Staging and Prognosis
- IDH-mutant and 1p/19q-codeleted oligodendrogliomas are associated with favourable response to therapy and median survival times of > 10 years.
- Patients with CNS WHO grade 3 IDH-mutant and 1p/19q-codeleted oligodendroglioma who participated in prospective clinical trials and were treated with a combination of radiotherapy and procarbazine, lomustine, and vincristine (PCV) chemotherapy showed a median survival of ≥ 14 years.
Prognostic Factors
- Younger patient age at diagnosis, frontal lobe location, presentation with seizures, high postoperative Karnofsky score, and macroscopically complete surgical removal are associated with a more favourable outcome.
- High mitotic count (≥ 2.5 mitoses/mm^2) is linked to shorter PFS and OS in IDH-mutant and 1p/19q-codeleted CNS WHO grade 3 oligodendrogliomas.
- The presence of microvascular proliferation and/or necrosis is of prognostic significance in cases lacking CDKN2A homozygous deletion.
CNS WHO Grading
- Older studies reported CNS WHO grade as an independent predictor of survival for patients with oligodendroglial tumours.
- Recent studies have shown that patients with grade 2 tumours had longer survival times than those with grade 3 tumours.
Treatment
- The optimal postoperative treatment of patients with IDH-mutant and 1p/19q-codeleted oligodendrogliomas of CNS WHO grade 2 is a matter of ongoing discussion.
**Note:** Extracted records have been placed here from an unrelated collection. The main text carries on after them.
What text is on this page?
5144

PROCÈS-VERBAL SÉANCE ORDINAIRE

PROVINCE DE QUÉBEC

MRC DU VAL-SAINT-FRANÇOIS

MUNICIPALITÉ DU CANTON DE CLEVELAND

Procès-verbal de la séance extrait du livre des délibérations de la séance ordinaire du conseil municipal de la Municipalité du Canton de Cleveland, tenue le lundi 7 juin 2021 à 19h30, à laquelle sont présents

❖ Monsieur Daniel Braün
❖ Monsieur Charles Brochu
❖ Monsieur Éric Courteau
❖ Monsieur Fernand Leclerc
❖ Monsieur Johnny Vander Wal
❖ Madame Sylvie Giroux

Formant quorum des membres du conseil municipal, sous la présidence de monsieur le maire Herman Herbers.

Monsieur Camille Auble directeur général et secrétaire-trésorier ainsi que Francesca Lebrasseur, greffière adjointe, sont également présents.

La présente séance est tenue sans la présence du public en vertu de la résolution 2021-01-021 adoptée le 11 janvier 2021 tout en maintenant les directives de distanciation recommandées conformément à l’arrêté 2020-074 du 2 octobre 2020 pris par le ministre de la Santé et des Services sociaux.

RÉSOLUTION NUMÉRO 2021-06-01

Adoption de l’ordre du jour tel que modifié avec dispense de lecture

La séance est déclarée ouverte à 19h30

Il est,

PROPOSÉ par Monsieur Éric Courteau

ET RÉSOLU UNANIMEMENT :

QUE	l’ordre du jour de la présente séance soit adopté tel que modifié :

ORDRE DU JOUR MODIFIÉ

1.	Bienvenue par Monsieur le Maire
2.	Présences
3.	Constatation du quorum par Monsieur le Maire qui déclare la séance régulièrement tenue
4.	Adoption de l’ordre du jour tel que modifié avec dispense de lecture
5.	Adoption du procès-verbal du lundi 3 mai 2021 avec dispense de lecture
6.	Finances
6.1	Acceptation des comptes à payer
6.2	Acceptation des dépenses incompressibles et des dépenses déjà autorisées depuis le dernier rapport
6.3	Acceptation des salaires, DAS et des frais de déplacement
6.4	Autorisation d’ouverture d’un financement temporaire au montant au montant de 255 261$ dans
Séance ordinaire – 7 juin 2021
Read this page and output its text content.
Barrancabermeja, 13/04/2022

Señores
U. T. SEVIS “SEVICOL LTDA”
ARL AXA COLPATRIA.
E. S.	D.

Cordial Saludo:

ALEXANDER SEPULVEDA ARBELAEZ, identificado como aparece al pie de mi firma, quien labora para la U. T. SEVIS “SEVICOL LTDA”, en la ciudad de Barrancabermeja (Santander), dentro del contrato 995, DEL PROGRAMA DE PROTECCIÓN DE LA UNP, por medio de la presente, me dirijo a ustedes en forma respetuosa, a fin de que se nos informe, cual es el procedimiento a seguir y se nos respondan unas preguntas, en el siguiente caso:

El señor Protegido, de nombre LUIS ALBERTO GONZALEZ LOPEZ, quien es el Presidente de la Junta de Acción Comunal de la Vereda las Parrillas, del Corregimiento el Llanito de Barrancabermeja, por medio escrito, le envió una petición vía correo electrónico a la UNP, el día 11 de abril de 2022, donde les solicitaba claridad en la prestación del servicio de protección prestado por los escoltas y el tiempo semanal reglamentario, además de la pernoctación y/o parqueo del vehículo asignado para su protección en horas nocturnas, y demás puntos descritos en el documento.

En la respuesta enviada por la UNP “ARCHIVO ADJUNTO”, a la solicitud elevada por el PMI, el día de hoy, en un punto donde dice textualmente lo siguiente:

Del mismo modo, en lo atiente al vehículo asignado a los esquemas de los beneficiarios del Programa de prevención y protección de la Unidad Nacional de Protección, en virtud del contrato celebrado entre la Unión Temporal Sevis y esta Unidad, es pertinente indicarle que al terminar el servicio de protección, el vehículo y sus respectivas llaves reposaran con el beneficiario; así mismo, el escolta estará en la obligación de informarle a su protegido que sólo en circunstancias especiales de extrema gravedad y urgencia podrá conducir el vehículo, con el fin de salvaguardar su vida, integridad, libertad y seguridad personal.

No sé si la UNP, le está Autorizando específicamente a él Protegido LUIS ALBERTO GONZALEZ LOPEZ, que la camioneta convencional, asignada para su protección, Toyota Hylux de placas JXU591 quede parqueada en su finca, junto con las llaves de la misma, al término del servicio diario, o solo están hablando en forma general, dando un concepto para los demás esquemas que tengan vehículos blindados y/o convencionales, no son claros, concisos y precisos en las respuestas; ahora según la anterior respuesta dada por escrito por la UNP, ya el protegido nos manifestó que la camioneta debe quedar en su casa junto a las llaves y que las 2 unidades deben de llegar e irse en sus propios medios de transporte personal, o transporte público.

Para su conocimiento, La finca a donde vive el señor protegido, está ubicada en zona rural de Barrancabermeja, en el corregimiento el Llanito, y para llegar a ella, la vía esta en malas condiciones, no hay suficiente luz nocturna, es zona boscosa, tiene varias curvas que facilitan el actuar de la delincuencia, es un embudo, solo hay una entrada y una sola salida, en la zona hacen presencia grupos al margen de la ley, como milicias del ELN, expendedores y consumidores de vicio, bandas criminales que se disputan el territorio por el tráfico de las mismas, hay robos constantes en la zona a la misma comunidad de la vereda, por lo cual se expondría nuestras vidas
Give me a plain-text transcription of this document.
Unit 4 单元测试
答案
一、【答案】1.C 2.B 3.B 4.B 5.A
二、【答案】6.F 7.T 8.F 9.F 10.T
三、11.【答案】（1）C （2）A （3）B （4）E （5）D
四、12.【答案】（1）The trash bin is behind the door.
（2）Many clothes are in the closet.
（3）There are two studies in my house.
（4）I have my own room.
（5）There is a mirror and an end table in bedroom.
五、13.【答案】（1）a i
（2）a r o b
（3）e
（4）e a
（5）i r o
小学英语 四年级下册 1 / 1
- Radiotherapy and chemotherapy are often deferred until tumour progression in patients with CNS WHO grade 2 tumours.
- Patients with symptomatic and progressive tumours, with CNS WHO grade 3 tumours, or with large residual tumours after surgery usually receive immediate further treatment with radiotherapy and/or chemotherapy.
- Adjuvant radiotherapy prolonged PFS but not OS in patients with progressive CNS WHO grade 2 gliomas.
- Long-term follow-up data from randomized trials showed a major increase in OS after radiotherapy plus PCV chemotherapy in patients with CNS WHO grade 3 oligodendrogliomas.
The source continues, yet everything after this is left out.